Il y avait également des questions plus contemporaines, comme, et ces couches en tissu ? Ça valait le coup de se compliquer la vie ? Et aussi, était-il vrai que l’on pouvait toujours se faire livrer son lait dans des bouteilles de verre ? Les scouts, politiquement, c’était correct ? Le boulgour était-il un aliment vraiment nécessaire ? Où fallait-il recycler les piles? Comment répondre quand une personne de couleur démunie vous accusait de détruire son quartier ? Était-il vrai que le vernis des bonnes vieilles assiettes en porcelaine Fiestaware contenait une quantité de plomb dangereuse ? Quel degré de sophistication devait avoir un filtre à eau de cuisine? Est-ce qu’il arrivait parfois à votre 240 de ne pas passer la surmultipliée quand vous pressiez le bouton ? Que valait-il mieux, donner de la nourriture aux mendiants, ou rien du tout ? Était-il possible d’élever des enfants brillants, confiants et heureux comme jamais, tout en travaillant à plein temps ? Pouvait-on moudre les grains de café la veille de leur utilisation, ou fallait-il le faire le matin même ? Existait-il une seule personne, dans toute l’histoire de St. Paul, qui avait connu une expérience positive avec un couvreur ? Et où trouver un bon mécano spécialiste des Volvo ? Votre 240, est-ce qu’elle avait aussi un problème, avec le câble de frein à main qui se bloquait ? Et ce bouton, sur le tableau de bord, signalé de manière fort énigmatique, qui faisait un petit clic suédois très satisfaisant mais qui semblait toutefois n’être relié à rien : c’était quoi, ça ?
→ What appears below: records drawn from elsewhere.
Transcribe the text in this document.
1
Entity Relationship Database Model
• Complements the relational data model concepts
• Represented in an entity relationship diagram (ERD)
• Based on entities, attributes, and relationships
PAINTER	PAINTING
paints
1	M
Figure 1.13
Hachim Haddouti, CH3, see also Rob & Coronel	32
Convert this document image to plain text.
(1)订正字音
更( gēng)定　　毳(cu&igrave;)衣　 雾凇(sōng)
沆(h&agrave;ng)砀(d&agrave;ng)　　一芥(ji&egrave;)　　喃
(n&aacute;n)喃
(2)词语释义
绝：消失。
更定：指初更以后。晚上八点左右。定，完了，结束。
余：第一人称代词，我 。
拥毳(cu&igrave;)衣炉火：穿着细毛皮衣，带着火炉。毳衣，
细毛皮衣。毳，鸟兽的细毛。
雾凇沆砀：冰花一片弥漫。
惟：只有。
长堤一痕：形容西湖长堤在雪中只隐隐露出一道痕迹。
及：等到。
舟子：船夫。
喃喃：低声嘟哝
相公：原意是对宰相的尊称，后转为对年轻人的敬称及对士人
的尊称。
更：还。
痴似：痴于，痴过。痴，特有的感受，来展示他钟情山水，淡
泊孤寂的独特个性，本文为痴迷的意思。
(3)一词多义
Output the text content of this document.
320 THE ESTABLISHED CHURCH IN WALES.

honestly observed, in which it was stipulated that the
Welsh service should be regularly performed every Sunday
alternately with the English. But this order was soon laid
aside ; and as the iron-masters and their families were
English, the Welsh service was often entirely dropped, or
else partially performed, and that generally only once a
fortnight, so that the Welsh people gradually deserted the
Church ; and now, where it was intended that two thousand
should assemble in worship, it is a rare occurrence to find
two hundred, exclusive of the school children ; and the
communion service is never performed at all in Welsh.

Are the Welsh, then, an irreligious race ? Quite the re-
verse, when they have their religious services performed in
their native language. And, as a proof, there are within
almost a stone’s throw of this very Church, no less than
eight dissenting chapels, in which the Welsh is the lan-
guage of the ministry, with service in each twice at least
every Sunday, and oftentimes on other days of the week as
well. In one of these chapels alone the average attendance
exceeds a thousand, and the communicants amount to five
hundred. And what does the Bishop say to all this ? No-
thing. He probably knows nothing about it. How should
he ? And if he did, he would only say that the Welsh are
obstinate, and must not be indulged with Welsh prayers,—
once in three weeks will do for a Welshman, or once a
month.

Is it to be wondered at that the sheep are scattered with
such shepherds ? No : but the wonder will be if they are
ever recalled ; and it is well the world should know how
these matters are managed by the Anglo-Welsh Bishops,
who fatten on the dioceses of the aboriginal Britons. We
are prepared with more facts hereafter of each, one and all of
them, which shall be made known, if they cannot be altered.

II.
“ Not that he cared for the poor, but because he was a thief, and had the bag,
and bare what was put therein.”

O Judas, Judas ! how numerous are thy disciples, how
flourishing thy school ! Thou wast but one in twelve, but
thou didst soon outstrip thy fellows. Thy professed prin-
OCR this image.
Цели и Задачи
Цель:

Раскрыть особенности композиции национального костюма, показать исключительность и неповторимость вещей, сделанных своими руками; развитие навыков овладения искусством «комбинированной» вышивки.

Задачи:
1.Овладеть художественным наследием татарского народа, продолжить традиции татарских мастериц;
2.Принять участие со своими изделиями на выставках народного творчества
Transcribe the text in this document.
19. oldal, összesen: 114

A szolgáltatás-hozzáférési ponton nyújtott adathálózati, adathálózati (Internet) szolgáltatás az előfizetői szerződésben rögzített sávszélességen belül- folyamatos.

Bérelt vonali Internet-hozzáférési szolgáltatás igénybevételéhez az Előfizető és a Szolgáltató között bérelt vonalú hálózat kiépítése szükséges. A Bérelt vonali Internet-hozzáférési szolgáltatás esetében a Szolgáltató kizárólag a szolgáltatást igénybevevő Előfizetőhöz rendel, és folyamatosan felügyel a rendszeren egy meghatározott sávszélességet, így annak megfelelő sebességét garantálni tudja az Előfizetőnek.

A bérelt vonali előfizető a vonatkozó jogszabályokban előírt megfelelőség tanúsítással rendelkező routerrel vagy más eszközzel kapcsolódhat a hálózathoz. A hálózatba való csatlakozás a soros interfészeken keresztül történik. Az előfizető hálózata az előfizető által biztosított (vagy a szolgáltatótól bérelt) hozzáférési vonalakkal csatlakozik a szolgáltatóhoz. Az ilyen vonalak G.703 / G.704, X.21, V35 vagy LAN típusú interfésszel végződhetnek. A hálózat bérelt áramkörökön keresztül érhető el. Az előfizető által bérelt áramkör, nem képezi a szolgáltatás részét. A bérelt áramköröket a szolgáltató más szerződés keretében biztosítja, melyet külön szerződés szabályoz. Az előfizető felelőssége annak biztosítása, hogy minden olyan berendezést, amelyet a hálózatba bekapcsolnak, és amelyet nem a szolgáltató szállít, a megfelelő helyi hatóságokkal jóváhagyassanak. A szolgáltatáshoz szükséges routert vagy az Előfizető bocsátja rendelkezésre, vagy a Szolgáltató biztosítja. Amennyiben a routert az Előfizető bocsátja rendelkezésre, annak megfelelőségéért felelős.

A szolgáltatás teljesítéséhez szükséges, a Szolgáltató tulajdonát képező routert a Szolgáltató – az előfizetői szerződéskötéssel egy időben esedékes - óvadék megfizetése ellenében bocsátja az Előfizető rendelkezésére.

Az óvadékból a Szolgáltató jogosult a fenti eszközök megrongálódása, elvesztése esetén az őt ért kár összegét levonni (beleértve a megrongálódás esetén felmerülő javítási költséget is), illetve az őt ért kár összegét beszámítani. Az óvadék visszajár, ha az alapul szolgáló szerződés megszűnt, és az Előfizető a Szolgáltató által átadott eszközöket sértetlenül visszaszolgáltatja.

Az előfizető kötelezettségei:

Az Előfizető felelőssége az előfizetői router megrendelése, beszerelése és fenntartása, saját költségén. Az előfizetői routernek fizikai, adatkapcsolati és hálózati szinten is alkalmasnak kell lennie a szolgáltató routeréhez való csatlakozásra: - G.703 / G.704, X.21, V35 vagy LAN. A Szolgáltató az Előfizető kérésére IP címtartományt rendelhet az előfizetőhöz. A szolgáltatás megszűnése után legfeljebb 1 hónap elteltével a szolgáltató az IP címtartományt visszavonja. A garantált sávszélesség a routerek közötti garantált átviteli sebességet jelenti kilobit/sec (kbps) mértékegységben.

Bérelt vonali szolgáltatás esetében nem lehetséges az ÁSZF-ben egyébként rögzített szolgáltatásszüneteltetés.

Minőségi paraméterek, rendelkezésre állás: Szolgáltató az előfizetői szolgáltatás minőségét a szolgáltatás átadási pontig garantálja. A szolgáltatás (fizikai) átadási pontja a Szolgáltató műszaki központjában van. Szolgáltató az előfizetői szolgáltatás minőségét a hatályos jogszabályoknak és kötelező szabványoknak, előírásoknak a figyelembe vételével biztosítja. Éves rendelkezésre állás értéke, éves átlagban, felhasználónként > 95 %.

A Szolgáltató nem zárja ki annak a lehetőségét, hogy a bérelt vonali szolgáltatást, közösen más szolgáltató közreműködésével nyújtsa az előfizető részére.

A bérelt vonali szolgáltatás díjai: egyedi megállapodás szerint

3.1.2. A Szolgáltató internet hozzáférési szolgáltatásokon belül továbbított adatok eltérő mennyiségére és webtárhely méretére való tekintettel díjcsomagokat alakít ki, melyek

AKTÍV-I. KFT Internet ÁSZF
         Pour toutes ces questions, Patty Berglund était la personne à consulter, la diffuseuse rayonnante du pollen socioculturel, une affable abeille. Elle était l’une des rares mères au foyer de Ramsey Hill et était bien connue pour refuser obstinément de dire du bien d’elle-même comme du mal d’autrui. Elle disait qu’elle s’attendait à être un jour « décapitée » par une des fenêtres à guillotine dont elle avait remplacé les mécanismes de sécurité. Ses enfants se mouraient « sans doute » de trichinose, après avoir consommé du porc qu’elle n’avait pas fait assez cuire. Elle se demandait si son « accoutumance » aux vapeurs de décapants à peinture pouvait avoir quelque chose à voir avec le fait qu’elle ne lisait « jamais » plus le moindre livre. Elle avouait qu’elle « n’avait plus le droit » de mettre du fertilisant sur les fleurs de Walter après ce qui s’était passé « la dernière fois». Il y en avait bien certains qui n’appréciaient pas vraiment sa façon de toujours se dénigrer – qui y détectaient une sorte de condescendance, comme si Patty, en exagérant ses petits défauts, tentait de manière trop ostensible de ménager les susceptibilités de maîtresses de maison moins accomplies. Mais la plupart des gens jugeaient son humilité sincère ou du moins amusante, en tout cas il était difficile de résister à une femme que vos enfants adoraient, qui se souvenait non seulement de leurs anniversaires mais également des vôtres et qui apparaissait à votre porte chargée d’un plat de cookies, d’une carte ou de quelques brins de muguet plongés dans un petit vase déniché dans un dépôt-vente, qu’elle vous disait de ne pas vous soucier de lui rendre.

Tout le monde savait que Patty avait grandi dans l’Est, dans une banlieue de New York, qu’elle avait été une des premières femmes à recevoir une bourse prenant en charge la totalité de ses études pour aller jouer au basket-ball dans le Minnesota, où, durant sa deuxième année d’études, selon une plaque accrochée sur un mur du bureau de Walter, elle avait été élue deuxième meilleure joueuse du pays à son poste. Chose étrange chez Patty, étant donné son sens très prononcé de la famille, elle ne semblait pas avoir de liens vraiment perceptibles avec ses racines. Des saisons entières s’écoulaient sans qu’elle ne fît un pas hors de St. Paul, et on ne savait pas trop si des visiteurs venus de l’Est, pas même ses parents, étaient jamais venus leur rendre visite. Si vous l’interrogiez sans détour sur ses parents, elle vous répondait qu’ils faisaient tous les deux beaucoup de bonnes choses pour beaucoup de gens, que son père avait un cabinet d’avocats à White Plains, que sa mère était dans la politique, oui, c’était une représentante de l’État de New York. Elle hochait ensuite la tête avec beaucoup de conviction, en déclarant, «Voilà, voilà ce qu’ils font dans la vie », comme si le sujet était ainsi épuisé.